Nesse clima de doideira, gravou-se um grande álbum, um dos maiores da discografia brasileira. Caetano, deprimido desde a chegada a Londres, se sentiu revigorado — e grato a Macalé.
“Era um trabalho orgânico, espontâneo, e meu primeiro disco de grupo, gravado quase como um show ao vivo. Foi Transa que me deu coragem de fazer os trabalhos com A Outra Banda da Terra”, disse Caetano, em entrevista ao Jornal do Brasil, em 1991.
“Tem ‘Nine out of Ten’, a minha melhor música em inglês. É histórica. É a primeira vez que uma música brasileira toca alguns compassos de reggae, uma vinheta no começo e no fim. Muito antes de John Lennon, de Mick Jagger e até de Paul McCartney”, afirmou o baiano.

Crédito, Reprodução/Instagram @caetanoveloso
O ‘desaparecimento’ de Macalé
Caetano e Macalé certamente gravariam muitos outros LPs juntos se o nome do músico carioca constasse na ficha técnica do disco. Não foi o que aconteceu.

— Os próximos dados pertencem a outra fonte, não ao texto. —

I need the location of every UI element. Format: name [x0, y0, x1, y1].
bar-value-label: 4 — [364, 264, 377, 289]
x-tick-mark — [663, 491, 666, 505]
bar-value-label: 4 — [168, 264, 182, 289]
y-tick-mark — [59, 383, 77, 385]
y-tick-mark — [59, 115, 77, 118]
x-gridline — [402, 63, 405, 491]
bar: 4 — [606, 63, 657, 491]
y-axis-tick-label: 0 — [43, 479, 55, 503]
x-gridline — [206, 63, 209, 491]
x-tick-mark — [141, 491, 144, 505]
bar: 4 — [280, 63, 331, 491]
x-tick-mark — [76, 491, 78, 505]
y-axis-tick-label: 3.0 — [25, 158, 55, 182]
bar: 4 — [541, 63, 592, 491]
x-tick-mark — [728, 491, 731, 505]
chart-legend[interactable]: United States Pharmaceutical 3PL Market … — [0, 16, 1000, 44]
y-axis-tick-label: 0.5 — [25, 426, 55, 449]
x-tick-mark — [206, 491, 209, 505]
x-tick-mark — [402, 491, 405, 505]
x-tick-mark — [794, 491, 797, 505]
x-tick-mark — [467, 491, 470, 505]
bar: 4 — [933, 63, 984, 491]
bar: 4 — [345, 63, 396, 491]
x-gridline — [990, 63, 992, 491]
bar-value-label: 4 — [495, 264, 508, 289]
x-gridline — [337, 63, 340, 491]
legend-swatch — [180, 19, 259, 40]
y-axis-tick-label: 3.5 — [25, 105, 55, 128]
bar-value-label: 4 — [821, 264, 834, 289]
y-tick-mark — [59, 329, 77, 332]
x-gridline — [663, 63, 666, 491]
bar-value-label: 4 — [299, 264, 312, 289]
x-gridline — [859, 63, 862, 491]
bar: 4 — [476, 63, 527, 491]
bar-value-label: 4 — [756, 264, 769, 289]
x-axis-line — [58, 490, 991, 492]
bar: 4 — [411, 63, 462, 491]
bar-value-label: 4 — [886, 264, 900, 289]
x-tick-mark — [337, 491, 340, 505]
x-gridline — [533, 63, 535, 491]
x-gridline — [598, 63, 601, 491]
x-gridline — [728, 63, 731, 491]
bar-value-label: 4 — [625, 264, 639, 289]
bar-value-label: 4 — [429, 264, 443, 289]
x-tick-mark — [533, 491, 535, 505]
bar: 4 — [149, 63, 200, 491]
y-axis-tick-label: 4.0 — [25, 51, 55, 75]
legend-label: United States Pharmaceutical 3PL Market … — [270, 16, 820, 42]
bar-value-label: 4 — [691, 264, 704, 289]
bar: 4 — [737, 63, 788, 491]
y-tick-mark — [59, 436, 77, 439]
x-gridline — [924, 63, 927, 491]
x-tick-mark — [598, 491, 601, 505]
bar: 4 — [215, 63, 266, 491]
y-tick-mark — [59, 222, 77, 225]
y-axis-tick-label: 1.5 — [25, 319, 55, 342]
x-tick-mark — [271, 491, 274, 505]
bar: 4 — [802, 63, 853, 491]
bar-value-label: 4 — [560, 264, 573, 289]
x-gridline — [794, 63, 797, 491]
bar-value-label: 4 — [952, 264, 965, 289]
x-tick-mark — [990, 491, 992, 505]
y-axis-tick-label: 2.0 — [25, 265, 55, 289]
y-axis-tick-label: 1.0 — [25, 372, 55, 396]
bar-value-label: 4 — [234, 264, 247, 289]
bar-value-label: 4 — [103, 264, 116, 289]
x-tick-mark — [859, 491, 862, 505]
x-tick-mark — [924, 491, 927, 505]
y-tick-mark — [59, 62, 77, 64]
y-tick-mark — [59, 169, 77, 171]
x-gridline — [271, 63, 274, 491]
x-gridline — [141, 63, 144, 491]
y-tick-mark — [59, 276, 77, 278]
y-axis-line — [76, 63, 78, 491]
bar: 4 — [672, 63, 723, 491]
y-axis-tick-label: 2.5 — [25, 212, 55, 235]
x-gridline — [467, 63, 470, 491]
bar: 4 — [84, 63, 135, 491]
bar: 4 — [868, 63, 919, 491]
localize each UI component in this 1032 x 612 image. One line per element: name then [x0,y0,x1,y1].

O seu nome não aparecia em lugar nenhum, assim como o de Angela Ro Ro, também presente no estúdio.
Mas ao contrário da então jovem cantora, cuja participação se resumia a um solo de gaita na faixa “Nostalgia”, Macalé, além de tocar violão em todas as faixas, era o arranjador, o produtor e o grande organizador musical do disco.
Caetano, primeiro, colocou a culpa no produtor e artista gráfico Alvinho Guimarães, seu grande amigo, responsável pela capa de Transa.

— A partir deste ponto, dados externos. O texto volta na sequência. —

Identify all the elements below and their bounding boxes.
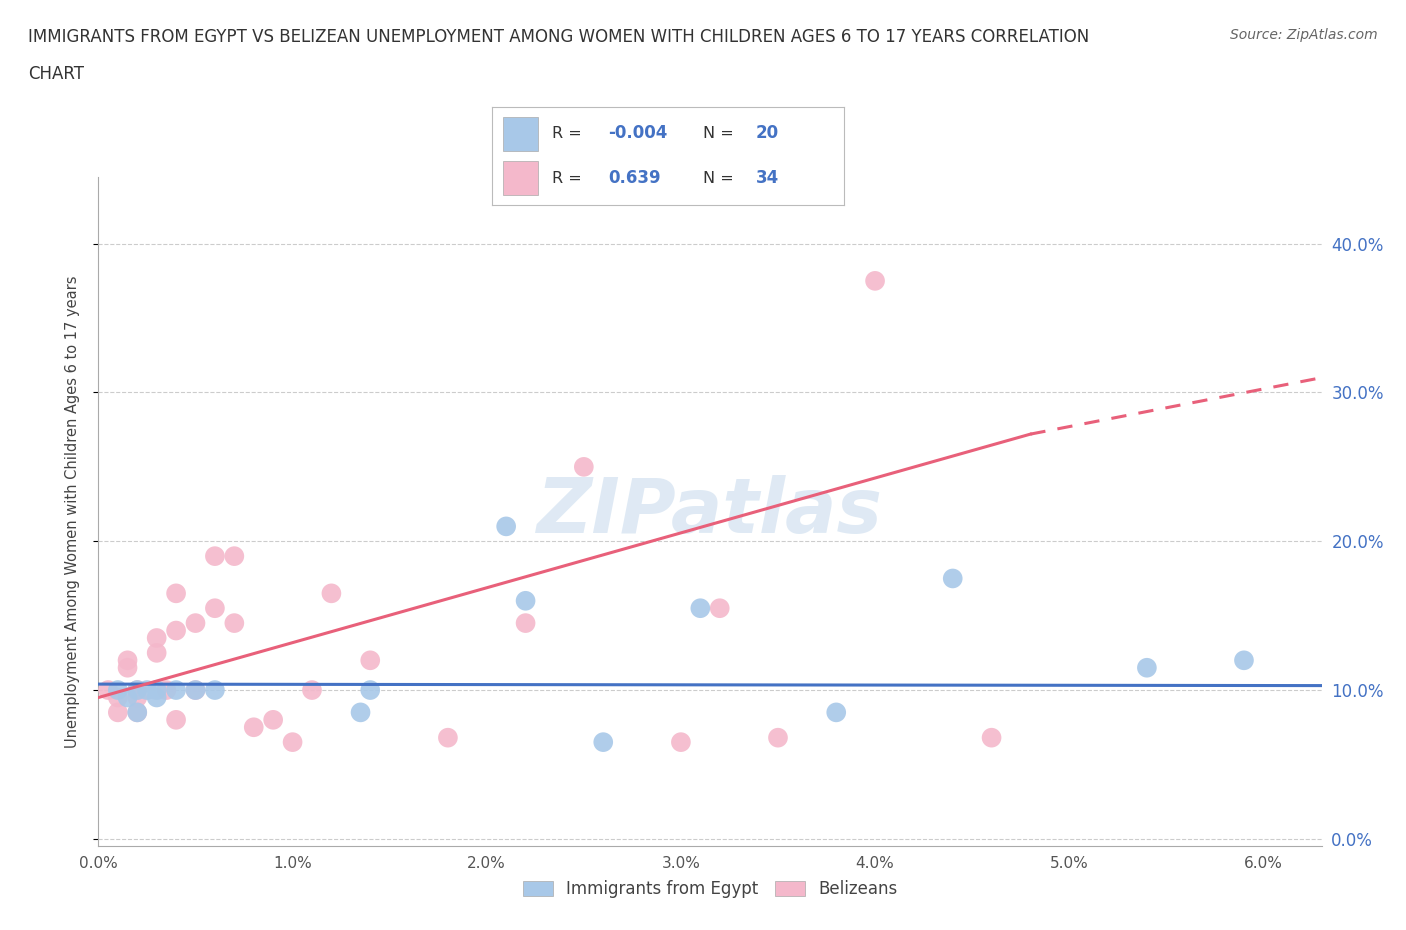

“Como é que bota essa bobagem de dobra e desdobra, parece que vai fazer um abajur com a capa, e não bota a ficha técnica? Era importantíssimo”, disse, em 1991, em entrevista ao Jornal do Brasil.

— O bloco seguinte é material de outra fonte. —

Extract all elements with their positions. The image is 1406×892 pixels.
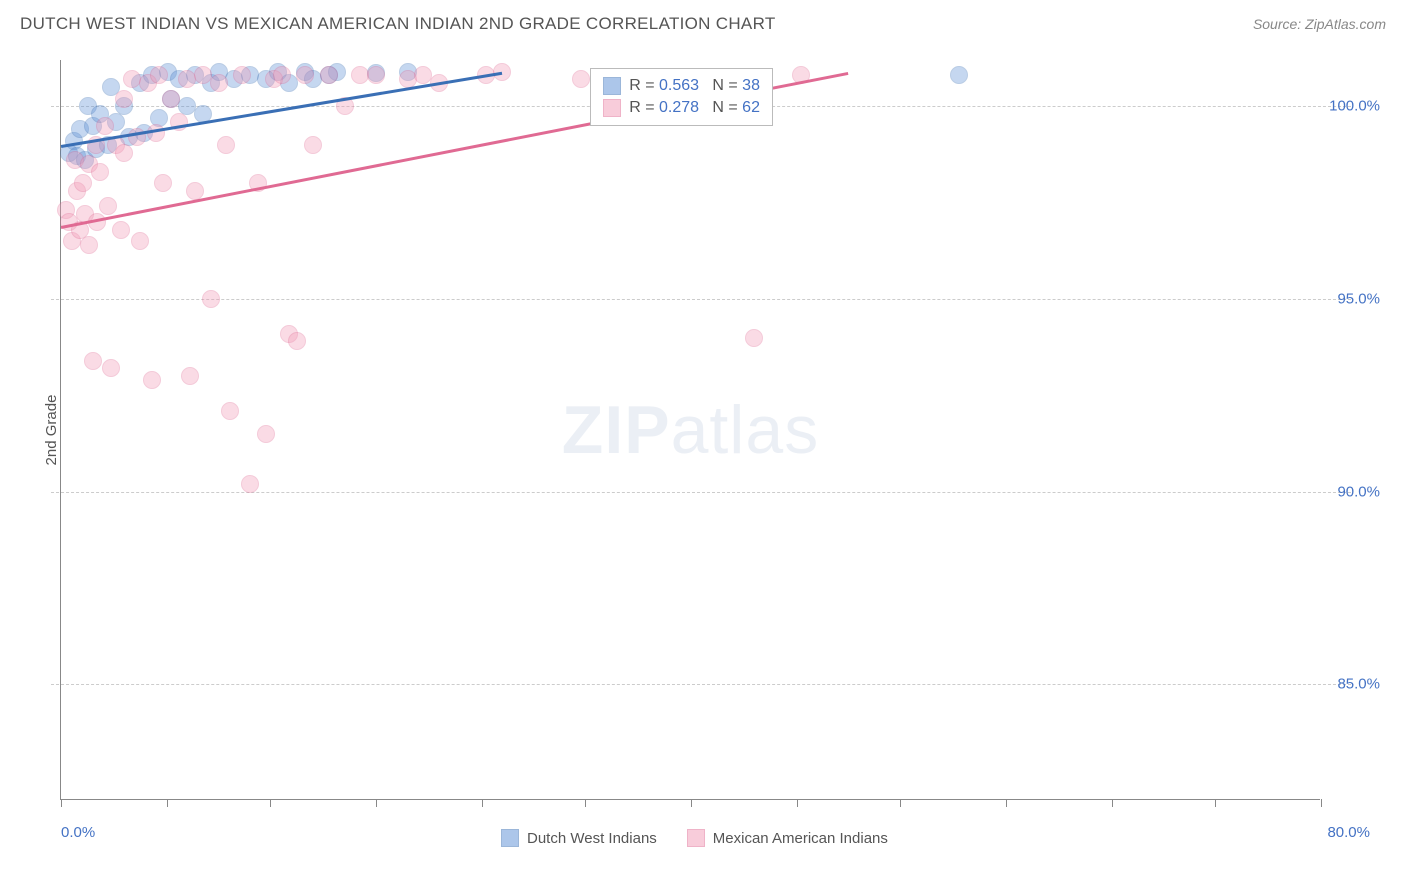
x-tick [900, 799, 901, 807]
scatter-point [74, 174, 92, 192]
scatter-point [221, 402, 239, 420]
scatter-point [493, 63, 511, 81]
x-tick-label-min: 0.0% [61, 824, 95, 841]
legend-swatch [603, 99, 621, 117]
x-tick [61, 799, 62, 807]
scatter-point [102, 359, 120, 377]
scatter-point [288, 332, 306, 350]
scatter-point [186, 182, 204, 200]
legend-swatch [603, 77, 621, 95]
series-name: Mexican American Indians [713, 830, 888, 847]
scatter-point [112, 221, 130, 239]
x-tick [1006, 799, 1007, 807]
gridline-h [51, 299, 1351, 300]
scatter-point [115, 90, 133, 108]
scatter-point [162, 90, 180, 108]
y-axis-label: 2nd Grade [43, 395, 60, 466]
scatter-point [257, 425, 275, 443]
scatter-point [115, 144, 133, 162]
source-attribution: Source: ZipAtlas.com [1253, 16, 1386, 32]
series-legend: Dutch West Indians Mexican American India… [501, 829, 888, 847]
legend-row: R = 0.563 N = 38 [603, 75, 760, 97]
y-tick-label: 90.0% [1337, 483, 1380, 500]
legend-stats: R = 0.563 N = 38 [629, 77, 760, 95]
scatter-point [84, 352, 102, 370]
scatter-point [181, 367, 199, 385]
scatter-point [367, 66, 385, 84]
scatter-point [99, 197, 117, 215]
x-tick [585, 799, 586, 807]
series-name: Dutch West Indians [527, 830, 657, 847]
y-tick-label: 95.0% [1337, 290, 1380, 307]
series-legend-item: Mexican American Indians [687, 829, 888, 847]
scatter-point [154, 174, 172, 192]
legend-row: R = 0.278 N = 62 [603, 97, 760, 119]
scatter-point [147, 124, 165, 142]
x-tick-label-max: 80.0% [1327, 824, 1370, 841]
scatter-point [202, 290, 220, 308]
scatter-point [233, 66, 251, 84]
chart-title: DUTCH WEST INDIAN VS MEXICAN AMERICAN IN… [20, 14, 776, 34]
y-tick-label: 85.0% [1337, 676, 1380, 693]
y-tick-label: 100.0% [1329, 98, 1380, 115]
scatter-point [91, 163, 109, 181]
x-tick [1321, 799, 1322, 807]
legend-swatch [687, 829, 705, 847]
x-tick [482, 799, 483, 807]
scatter-point [296, 66, 314, 84]
x-tick [376, 799, 377, 807]
x-tick [691, 799, 692, 807]
scatter-point [241, 475, 259, 493]
scatter-point [745, 329, 763, 347]
scatter-point [217, 136, 235, 154]
watermark: ZIPatlas [562, 391, 819, 469]
plot-area: ZIPatlas 85.0%90.0%95.0%100.0%0.0%80.0%R… [60, 60, 1320, 800]
x-tick [167, 799, 168, 807]
x-tick [270, 799, 271, 807]
correlation-legend: R = 0.563 N = 38 R = 0.278 N = 62 [590, 68, 773, 126]
scatter-point [150, 66, 168, 84]
scatter-point [572, 70, 590, 88]
scatter-point [210, 74, 228, 92]
scatter-point [304, 136, 322, 154]
legend-stats: R = 0.278 N = 62 [629, 99, 760, 117]
correlation-chart: 2nd Grade ZIPatlas 85.0%90.0%95.0%100.0%… [40, 50, 1370, 810]
series-legend-item: Dutch West Indians [501, 829, 657, 847]
scatter-point [273, 66, 291, 84]
scatter-point [96, 117, 114, 135]
scatter-point [950, 66, 968, 84]
scatter-point [80, 236, 98, 254]
legend-swatch [501, 829, 519, 847]
gridline-h [51, 684, 1351, 685]
x-tick [1112, 799, 1113, 807]
scatter-point [320, 66, 338, 84]
scatter-point [143, 371, 161, 389]
x-tick [797, 799, 798, 807]
x-tick [1215, 799, 1216, 807]
scatter-point [131, 232, 149, 250]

Em 2006, durante entrevista coletiva na sede da gravadora Universal Music, responsável pela reedição do disco, Caetano argumentou que, na época da gravação de Transa , os nomes dos músicos não apareciam nas capas dos discos brasileiros. O baiano não deixava de ter razão.
“A ficha técnica do [disco] Gal-Fatal, de 1971, por exemplo, é bem confusa em relação aos músicos que tocam. Quem é o guitarrista de quais faixas? Lanny Gordin ou Pepeu Gomes?”, questiona o crítico musical Tárik de Souza, em depoimento à BBC News Brasil
“O caso mais escandaloso que me ocorre, já depois dessa época, é o do disco do João Gilberto gravada nos EUA, The best of two worlds, de 1976, em que ele está na capa com o Stan Getz e a Miúcha e o nome dela não aparece”, afirma.
A reconciliação
O fato é que Macalé, magoado profundamente com o descaso do amigo, rompeu a amizade. E não se calou. Reclamou diversas vezes pela imprensa.
O leonino Caetano, bom de briga, não deixou barato. A briga escalou, com trocas de acusações de ambos os lados.
Bethânia, Gil e Jorge Mautner, também muito próximos de Macalé, tomaram as dores de Caetano e se afastaram do convívio do autor de “Vapor Barato”.
Macalé e Caetano fizeram as pazes no aniversário de uma amiga em comum, a atriz Marieta Severo. Na mesma noite, o baiano convidou Macao para cantar nos shows comemorativos de Transa.

Crédito, Reprodução/Instagram @caetanoveloso
A idade não permitiu que ambos vissem um filme de ponta cabeça no sofá, mas os fraternos laços estavam retomados.